Some time ago, while browsing eBay for a simple LED controller to rejuvenate my retro bedroom lamp, I came across this touch-LED PWM module. To be honest, while it was a complete module and it made an overall good impression, the documentation made me a bit wary. Looking closely at the little circuit board, I noticed that it’s based on a single-channel DC LED control touch chip SGL8022W (from Sigma Micro), which is pretty much what I expected.
According to Sigma Micro, SGL8022W is a single-channel touch chip for LED lightness regulation. This chip can control the on/off state of LED light and regulate its lightness on a continuous range, which could be used on incandescent and halogen. As SGL8022W has an EFT value over ±2 KV, the touching sensitivity and response time of SGL8022W proves to be fine, even under the interference of mobile phones that exist in the near field. See the pin assignment and description of SGL8022W in SOP 8 package. The chip has a relatively wide range of input voltage, which could be chosen optionally within 2.4 to 5.5 Vdc.
The circuit surgery of the module is pretty simple because I have the hardware schematics and I’m an experienced hardware design engineer. However, looking at the module, I quickly found that the circuitry is somewhat different from the original application example included in the datasheet. Besides that, two “aliens” are there: one diode and one resistor, plus the “power on” LED and its current limiter resistor!

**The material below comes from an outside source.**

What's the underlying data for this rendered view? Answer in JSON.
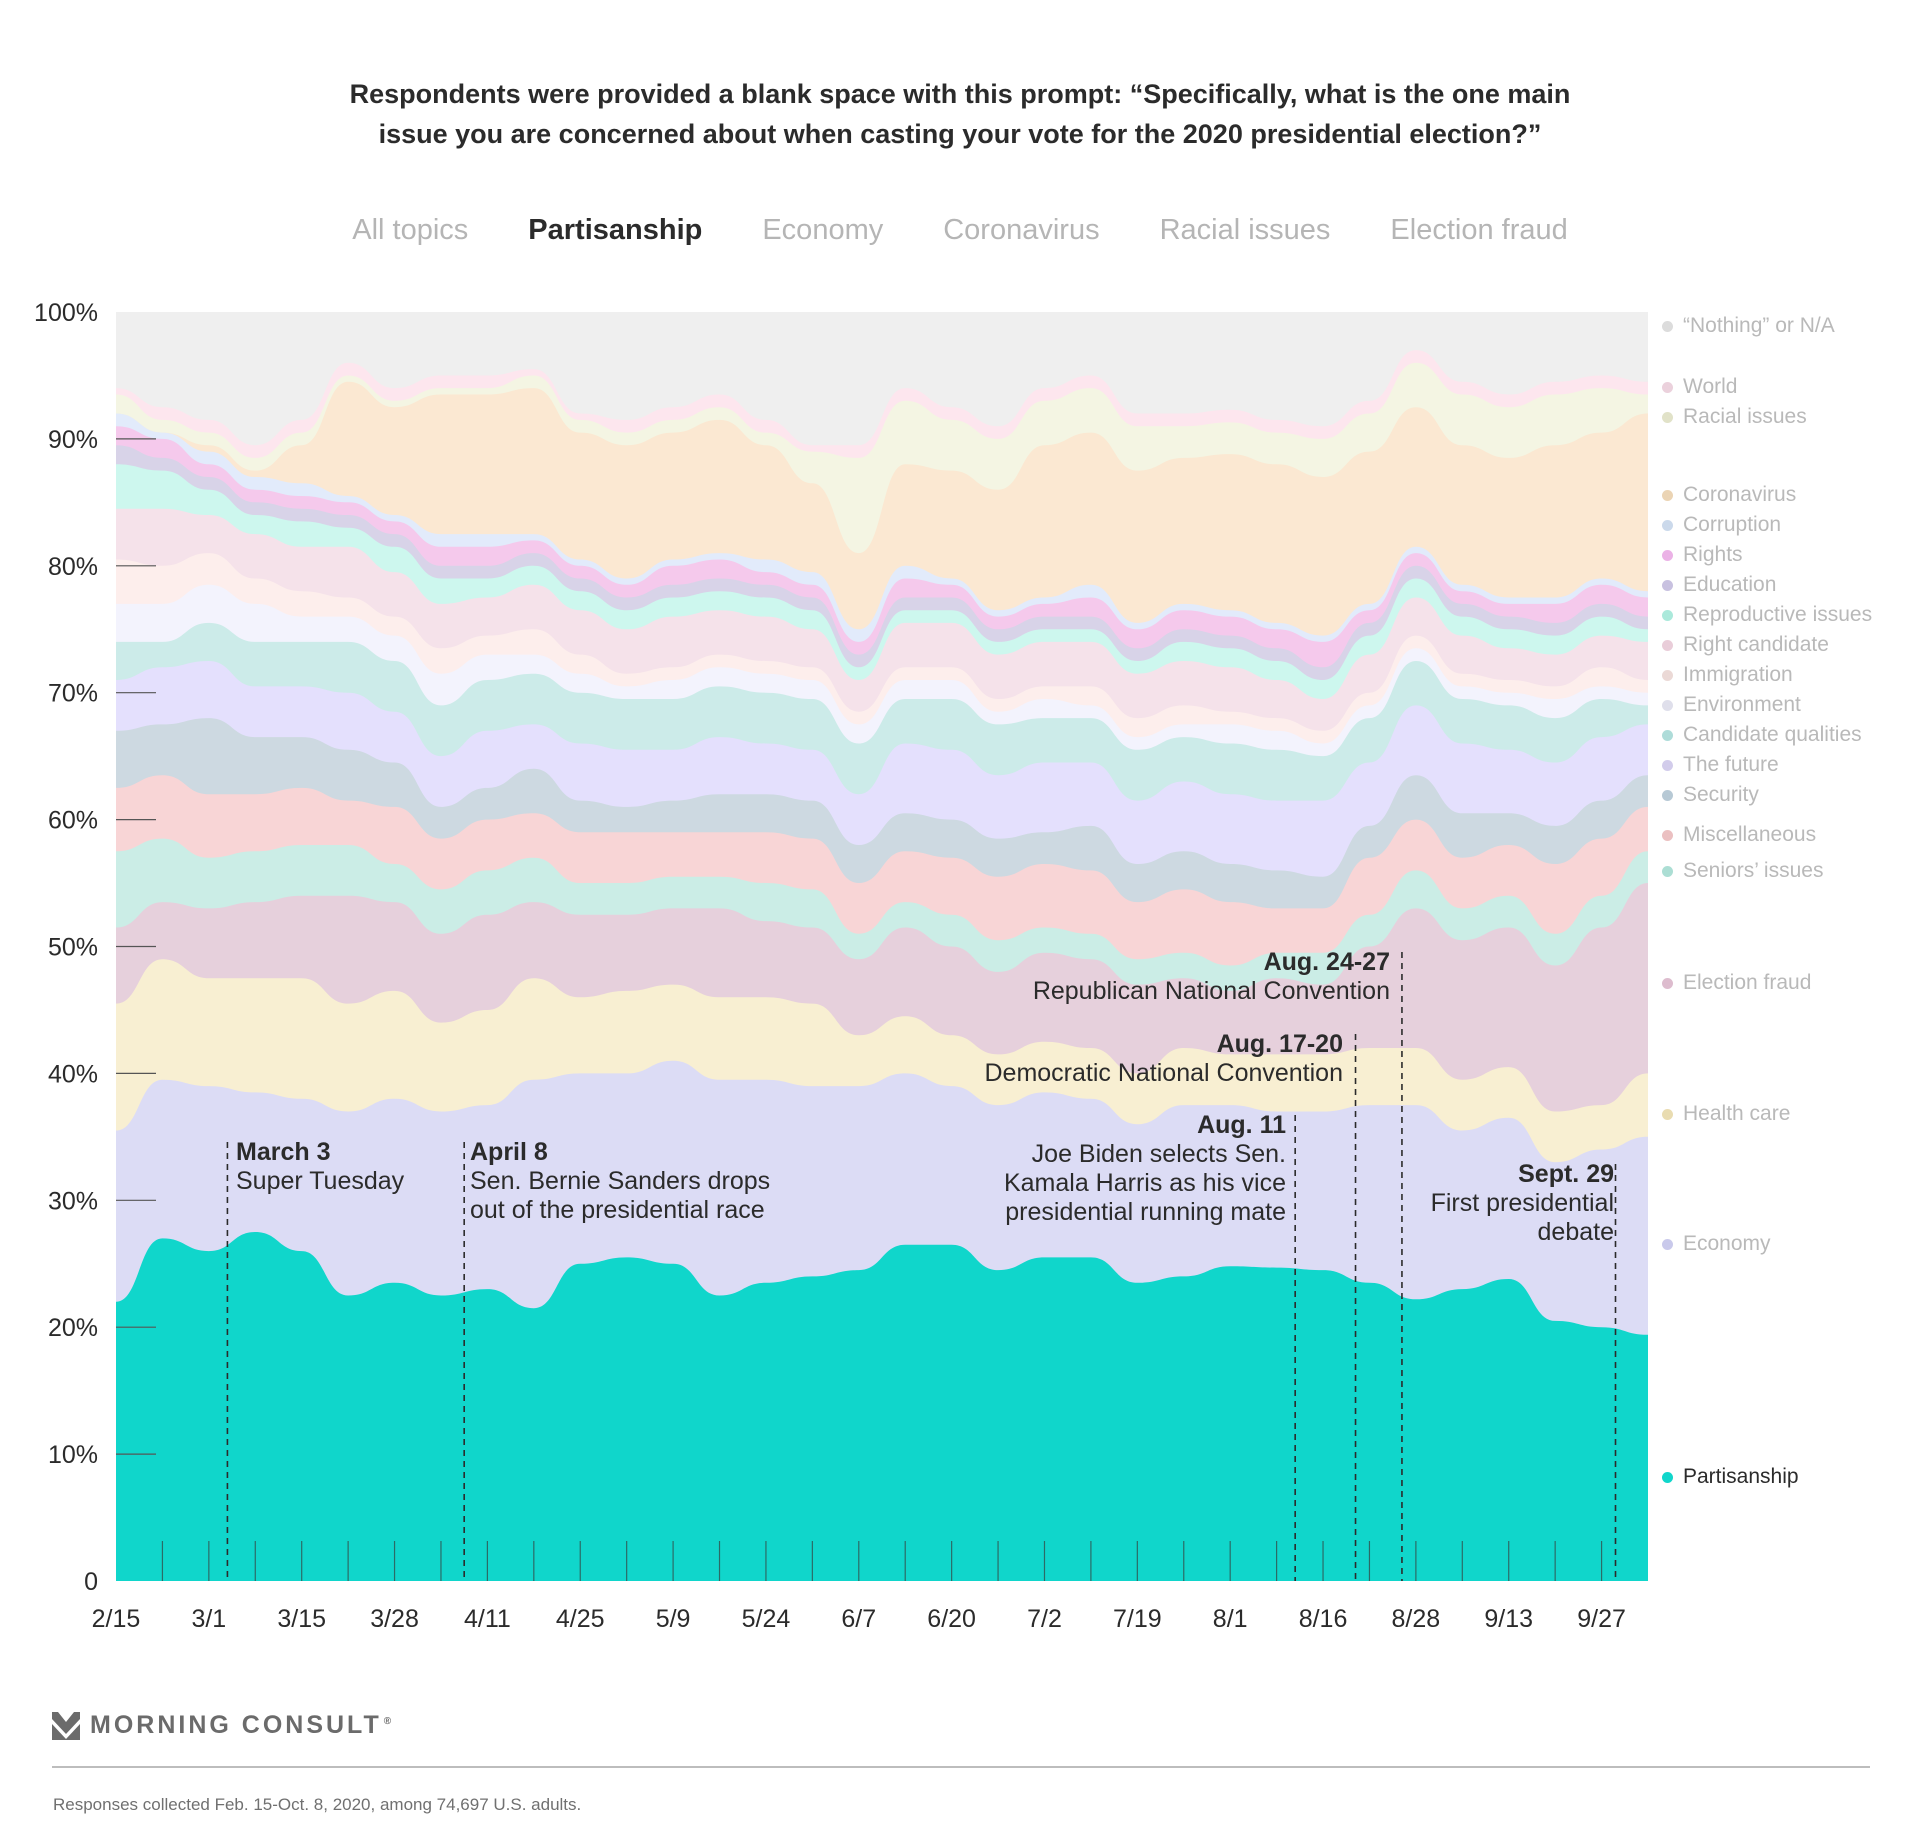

It’s clear that the diode works as a “wrong input polarity” guard (keep in mind that this inserts the inherent 0.7-V drop because it’s not a Schottky diode). That’s great, but what’s the role of the next surplus component? Lack of insight forced me to replicate the original circuitry of the FC-106 module, which is shown below.

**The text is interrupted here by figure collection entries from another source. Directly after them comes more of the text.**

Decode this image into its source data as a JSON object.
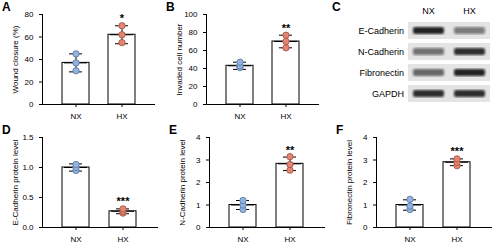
{
  "chart_data": [
    {
      "panel_label": "A",
      "type": "bar",
      "y_label": "Wound closure (%)",
      "categories": [
        "NX",
        "HX"
      ],
      "values": [
        37,
        62
      ],
      "error": [
        8,
        8
      ],
      "points": [
        [
          30,
          37,
          45
        ],
        [
          55,
          62,
          70
        ]
      ],
      "colors": [
        "#8fb4e3",
        "#e8836f"
      ],
      "ylim": [
        0,
        80
      ],
      "yticks": [
        0,
        20,
        40,
        60,
        80
      ],
      "annotations": [
        {
          "category": "HX",
          "text": "*"
        }
      ]
    },
    {
      "panel_label": "B",
      "type": "bar",
      "y_label": "Invaded cell number",
      "categories": [
        "NX",
        "HX"
      ],
      "values": [
        43,
        70
      ],
      "error": [
        4,
        7
      ],
      "points": [
        [
          41,
          43,
          47
        ],
        [
          63,
          70,
          77
        ]
      ],
      "colors": [
        "#8fb4e3",
        "#e8836f"
      ],
      "ylim": [
        0,
        100
      ],
      "yticks": [
        0,
        20,
        40,
        60,
        80,
        100
      ],
      "annotations": [
        {
          "category": "HX",
          "text": "**"
        }
      ]
    },
    {
      "panel_label": "D",
      "type": "bar",
      "y_label": "E-Cadherin protein level",
      "categories": [
        "NX",
        "HX"
      ],
      "values": [
        1.0,
        0.27
      ],
      "error": [
        0.06,
        0.04
      ],
      "points": [
        [
          0.95,
          1.0,
          1.05
        ],
        [
          0.24,
          0.27,
          0.31
        ]
      ],
      "colors": [
        "#8fb4e3",
        "#e8836f"
      ],
      "ylim": [
        0,
        1.5
      ],
      "yticks": [
        {
          "value": 0,
          "label": "0.0"
        },
        {
          "value": 0.5,
          "label": "0.5"
        },
        {
          "value": 1,
          "label": "1.0"
        },
        {
          "value": 1.5,
          "label": "1.5"
        }
      ],
      "annotations": [
        {
          "category": "HX",
          "text": "***"
        }
      ]
    },
    {
      "panel_label": "E",
      "type": "bar",
      "y_label": "N-Cadherin protein level",
      "categories": [
        "NX",
        "HX"
      ],
      "values": [
        1.0,
        2.83
      ],
      "error": [
        0.2,
        0.3
      ],
      "points": [
        [
          0.8,
          1.0,
          1.2
        ],
        [
          2.55,
          2.8,
          3.15
        ]
      ],
      "colors": [
        "#8fb4e3",
        "#e8836f"
      ],
      "ylim": [
        0,
        4
      ],
      "yticks": [
        0,
        1,
        2,
        3,
        4
      ],
      "annotations": [
        {
          "category": "HX",
          "text": "**"
        }
      ]
    },
    {
      "panel_label": "F",
      "type": "bar",
      "y_label": "Fibronectin protein level",
      "categories": [
        "NX",
        "HX"
      ],
      "values": [
        1.0,
        2.9
      ],
      "error": [
        0.23,
        0.15
      ],
      "points": [
        [
          0.8,
          0.95,
          1.25
        ],
        [
          2.75,
          2.9,
          3.05
        ]
      ],
      "colors": [
        "#8fb4e3",
        "#e8836f"
      ],
      "ylim": [
        0,
        4
      ],
      "yticks": [
        0,
        1,
        2,
        3,
        4
      ],
      "annotations": [
        {
          "category": "HX",
          "text": "***"
        }
      ]
    }
  ],
  "blot": {
    "panel_label": "C",
    "columns": [
      "NX",
      "HX"
    ],
    "rows": [
      {
        "label": "E-Cadherin",
        "intensity": [
          0.9,
          0.5
        ]
      },
      {
        "label": "N-Cadherin",
        "intensity": [
          0.55,
          0.85
        ]
      },
      {
        "label": "Fibronectin",
        "intensity": [
          0.6,
          0.9
        ]
      },
      {
        "label": "GAPDH",
        "intensity": [
          0.85,
          0.85
        ]
      }
    ]
  }
}
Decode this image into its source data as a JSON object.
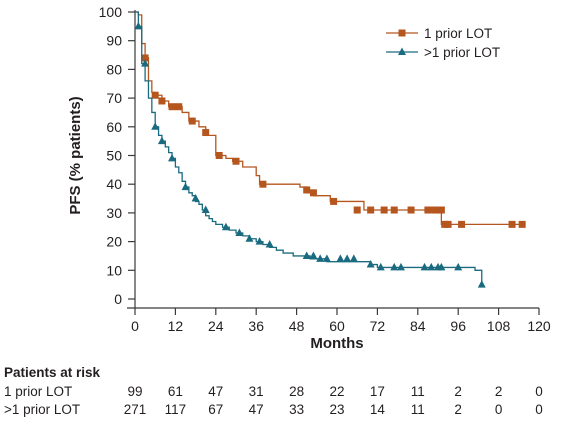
{
  "chart_data": {
    "type": "line",
    "xlabel": "Months",
    "ylabel": "PFS (% patients)",
    "xlim": [
      0,
      120
    ],
    "ylim": [
      0,
      100
    ],
    "x_ticks": [
      0,
      12,
      24,
      36,
      48,
      60,
      72,
      84,
      96,
      108,
      120
    ],
    "y_ticks": [
      0,
      10,
      20,
      30,
      40,
      50,
      60,
      70,
      80,
      90,
      100
    ],
    "grid": false,
    "legend_position": "top-right",
    "series": [
      {
        "name": "1 prior LOT",
        "color": "#b5561f",
        "marker": "square",
        "steps": [
          [
            0,
            100
          ],
          [
            1,
            99
          ],
          [
            2,
            89
          ],
          [
            3,
            84
          ],
          [
            4,
            76
          ],
          [
            5,
            72
          ],
          [
            6,
            71
          ],
          [
            8,
            69
          ],
          [
            10,
            67
          ],
          [
            14,
            65
          ],
          [
            16,
            62
          ],
          [
            19,
            60
          ],
          [
            21,
            57
          ],
          [
            24,
            50
          ],
          [
            27,
            49
          ],
          [
            29,
            48
          ],
          [
            32,
            46
          ],
          [
            36,
            43
          ],
          [
            37,
            40
          ],
          [
            49,
            39
          ],
          [
            51,
            37
          ],
          [
            53,
            36
          ],
          [
            58,
            34
          ],
          [
            68,
            31
          ],
          [
            91,
            26
          ],
          [
            116,
            26
          ]
        ],
        "censored": [
          [
            3,
            84
          ],
          [
            6,
            71
          ],
          [
            8,
            69
          ],
          [
            11,
            67
          ],
          [
            13,
            67
          ],
          [
            17,
            62
          ],
          [
            21,
            58
          ],
          [
            25,
            50
          ],
          [
            30,
            48
          ],
          [
            38,
            40
          ],
          [
            51,
            38
          ],
          [
            53,
            37
          ],
          [
            59,
            34
          ],
          [
            66,
            31
          ],
          [
            70,
            31
          ],
          [
            74,
            31
          ],
          [
            77,
            31
          ],
          [
            82,
            31
          ],
          [
            87,
            31
          ],
          [
            89,
            31
          ],
          [
            90,
            31
          ],
          [
            91,
            31
          ],
          [
            92,
            26
          ],
          [
            93,
            26
          ],
          [
            97,
            26
          ],
          [
            112,
            26
          ],
          [
            115,
            26
          ]
        ]
      },
      {
        "name": ">1 prior LOT",
        "color": "#1a6b80",
        "marker": "triangle",
        "steps": [
          [
            0,
            100
          ],
          [
            1,
            95
          ],
          [
            2,
            82
          ],
          [
            3,
            76
          ],
          [
            4,
            70
          ],
          [
            5,
            65
          ],
          [
            6,
            60
          ],
          [
            7,
            57
          ],
          [
            8,
            55
          ],
          [
            9,
            53
          ],
          [
            10,
            51
          ],
          [
            11,
            49
          ],
          [
            12,
            46
          ],
          [
            13,
            44
          ],
          [
            14,
            41
          ],
          [
            15,
            39
          ],
          [
            16,
            37
          ],
          [
            17,
            36
          ],
          [
            18,
            34
          ],
          [
            19,
            33
          ],
          [
            20,
            31
          ],
          [
            21,
            29
          ],
          [
            22,
            28
          ],
          [
            23,
            27
          ],
          [
            24,
            26
          ],
          [
            26,
            25
          ],
          [
            28,
            24
          ],
          [
            30,
            23
          ],
          [
            32,
            22
          ],
          [
            34,
            21
          ],
          [
            36,
            20
          ],
          [
            38,
            19
          ],
          [
            40,
            18
          ],
          [
            42,
            17
          ],
          [
            44,
            16
          ],
          [
            47,
            15
          ],
          [
            52,
            14
          ],
          [
            57,
            13
          ],
          [
            70,
            12
          ],
          [
            72,
            11
          ],
          [
            100,
            11
          ],
          [
            101,
            10
          ],
          [
            103,
            5
          ]
        ],
        "censored": [
          [
            1,
            95
          ],
          [
            3,
            82
          ],
          [
            6,
            60
          ],
          [
            8,
            55
          ],
          [
            11,
            49
          ],
          [
            15,
            39
          ],
          [
            18,
            35
          ],
          [
            21,
            31
          ],
          [
            27,
            25
          ],
          [
            31,
            23
          ],
          [
            34,
            21
          ],
          [
            37,
            20
          ],
          [
            40,
            19
          ],
          [
            51,
            15
          ],
          [
            53,
            15
          ],
          [
            55,
            14
          ],
          [
            57,
            14
          ],
          [
            61,
            14
          ],
          [
            63,
            14
          ],
          [
            65,
            14
          ],
          [
            70,
            12
          ],
          [
            73,
            11
          ],
          [
            77,
            11
          ],
          [
            79,
            11
          ],
          [
            86,
            11
          ],
          [
            88,
            11
          ],
          [
            90,
            11
          ],
          [
            91,
            11
          ],
          [
            96,
            11
          ],
          [
            103,
            5
          ]
        ]
      }
    ]
  },
  "risk_table": {
    "title": "Patients at risk",
    "rows": [
      {
        "label": "1 prior LOT",
        "values": [
          "99",
          "61",
          "47",
          "31",
          "28",
          "22",
          "17",
          "11",
          "2",
          "2",
          "0"
        ]
      },
      {
        "label": ">1 prior LOT",
        "values": [
          "271",
          "117",
          "67",
          "47",
          "33",
          "23",
          "14",
          "11",
          "2",
          "0",
          "0"
        ]
      }
    ]
  }
}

As we can see in this schematic, the component is a 36-Ω (36R) resistor connected between the Vcc rail and common Vcc points of the mode selection jumpers T1 and T2. I think that this one is probably for additional circuit protection. Furthermore, note that the touch sensitivity can be tweaked by modifying the value of the sampling capacitor between pin 2 (VC) and pin 4 (GND) of SGL8022W. The 100-μF capacitor (C1) indicated in the original application circuit is not used here — see its footmark between the chip and diode in the module under test.

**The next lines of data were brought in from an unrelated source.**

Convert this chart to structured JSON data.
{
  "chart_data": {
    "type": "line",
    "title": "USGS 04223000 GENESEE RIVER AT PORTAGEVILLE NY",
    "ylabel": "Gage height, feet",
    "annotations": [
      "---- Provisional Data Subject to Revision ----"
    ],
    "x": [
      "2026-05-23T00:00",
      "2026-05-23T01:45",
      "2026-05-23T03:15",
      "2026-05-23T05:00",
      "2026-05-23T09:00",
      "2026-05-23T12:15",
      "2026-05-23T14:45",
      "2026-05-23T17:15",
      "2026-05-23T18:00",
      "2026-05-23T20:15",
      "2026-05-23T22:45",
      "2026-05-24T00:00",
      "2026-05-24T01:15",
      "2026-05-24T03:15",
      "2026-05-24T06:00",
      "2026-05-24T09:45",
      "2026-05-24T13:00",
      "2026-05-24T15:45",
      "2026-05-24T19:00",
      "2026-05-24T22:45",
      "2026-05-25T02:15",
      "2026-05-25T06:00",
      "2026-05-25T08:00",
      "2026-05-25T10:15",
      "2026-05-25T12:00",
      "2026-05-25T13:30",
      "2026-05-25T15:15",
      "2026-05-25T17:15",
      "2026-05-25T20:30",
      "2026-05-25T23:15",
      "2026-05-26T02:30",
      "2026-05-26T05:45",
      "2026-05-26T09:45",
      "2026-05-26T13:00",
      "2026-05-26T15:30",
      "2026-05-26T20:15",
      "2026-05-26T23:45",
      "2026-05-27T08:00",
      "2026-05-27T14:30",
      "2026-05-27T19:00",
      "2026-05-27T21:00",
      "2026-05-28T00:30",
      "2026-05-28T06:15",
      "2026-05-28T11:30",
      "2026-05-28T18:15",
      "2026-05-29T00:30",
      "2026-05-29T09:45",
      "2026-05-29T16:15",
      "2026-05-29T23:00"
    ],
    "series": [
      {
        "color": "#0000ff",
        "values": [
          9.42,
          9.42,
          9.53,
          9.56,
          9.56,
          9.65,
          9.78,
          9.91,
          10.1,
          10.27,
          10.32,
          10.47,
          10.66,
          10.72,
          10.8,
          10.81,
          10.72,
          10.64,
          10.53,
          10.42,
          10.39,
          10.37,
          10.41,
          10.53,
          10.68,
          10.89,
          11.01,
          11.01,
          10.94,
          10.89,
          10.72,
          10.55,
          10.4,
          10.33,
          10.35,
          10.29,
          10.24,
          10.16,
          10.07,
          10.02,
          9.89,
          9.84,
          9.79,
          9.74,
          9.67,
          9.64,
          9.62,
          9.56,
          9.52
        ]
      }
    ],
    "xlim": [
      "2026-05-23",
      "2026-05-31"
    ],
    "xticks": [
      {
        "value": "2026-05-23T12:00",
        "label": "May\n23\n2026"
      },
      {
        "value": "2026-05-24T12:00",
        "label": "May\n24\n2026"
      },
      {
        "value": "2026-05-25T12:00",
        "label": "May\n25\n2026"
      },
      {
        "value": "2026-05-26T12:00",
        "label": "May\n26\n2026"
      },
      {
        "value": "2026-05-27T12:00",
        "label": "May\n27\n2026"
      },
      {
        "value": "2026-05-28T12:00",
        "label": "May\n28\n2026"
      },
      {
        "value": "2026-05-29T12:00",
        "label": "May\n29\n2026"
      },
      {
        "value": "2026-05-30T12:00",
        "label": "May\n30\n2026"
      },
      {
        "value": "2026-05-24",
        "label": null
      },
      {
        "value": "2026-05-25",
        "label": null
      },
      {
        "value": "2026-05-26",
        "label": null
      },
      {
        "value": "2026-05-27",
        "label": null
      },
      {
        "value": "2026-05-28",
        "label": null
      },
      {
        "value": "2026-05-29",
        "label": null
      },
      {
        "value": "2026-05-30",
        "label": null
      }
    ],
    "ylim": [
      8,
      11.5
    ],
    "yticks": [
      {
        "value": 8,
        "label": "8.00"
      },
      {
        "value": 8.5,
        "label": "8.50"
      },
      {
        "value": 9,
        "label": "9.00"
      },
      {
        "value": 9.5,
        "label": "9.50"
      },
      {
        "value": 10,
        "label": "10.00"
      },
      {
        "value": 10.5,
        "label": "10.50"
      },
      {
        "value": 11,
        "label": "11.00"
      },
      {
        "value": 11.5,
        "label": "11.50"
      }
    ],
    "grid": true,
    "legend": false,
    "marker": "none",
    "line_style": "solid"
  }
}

Now to the mode selection; i.e., the four mode options determined by the configuration of mode selection jumpers T1 and T2 (as examined by me):
For the Curious
Here’s something that I’ve been asked about a few times that isn’t often discussed: Is it possible to drive powerful LEDs/LED chains using this module? Because the onboard driver transistor J3Y (S8050) can handle load current close to 700 mA, I’m sure that there’s no problem with a single 1-W LED (at 5 V, of course, through a current limiter resistor). You can probably run power LEDs by replacing J3Y with another power transistor or by modifying the existing driver circuit with additional driver transistors. Unfortunately, I don’t have any tested solutions for you in this issue right now. It’s really up to your personal preference and technical skill!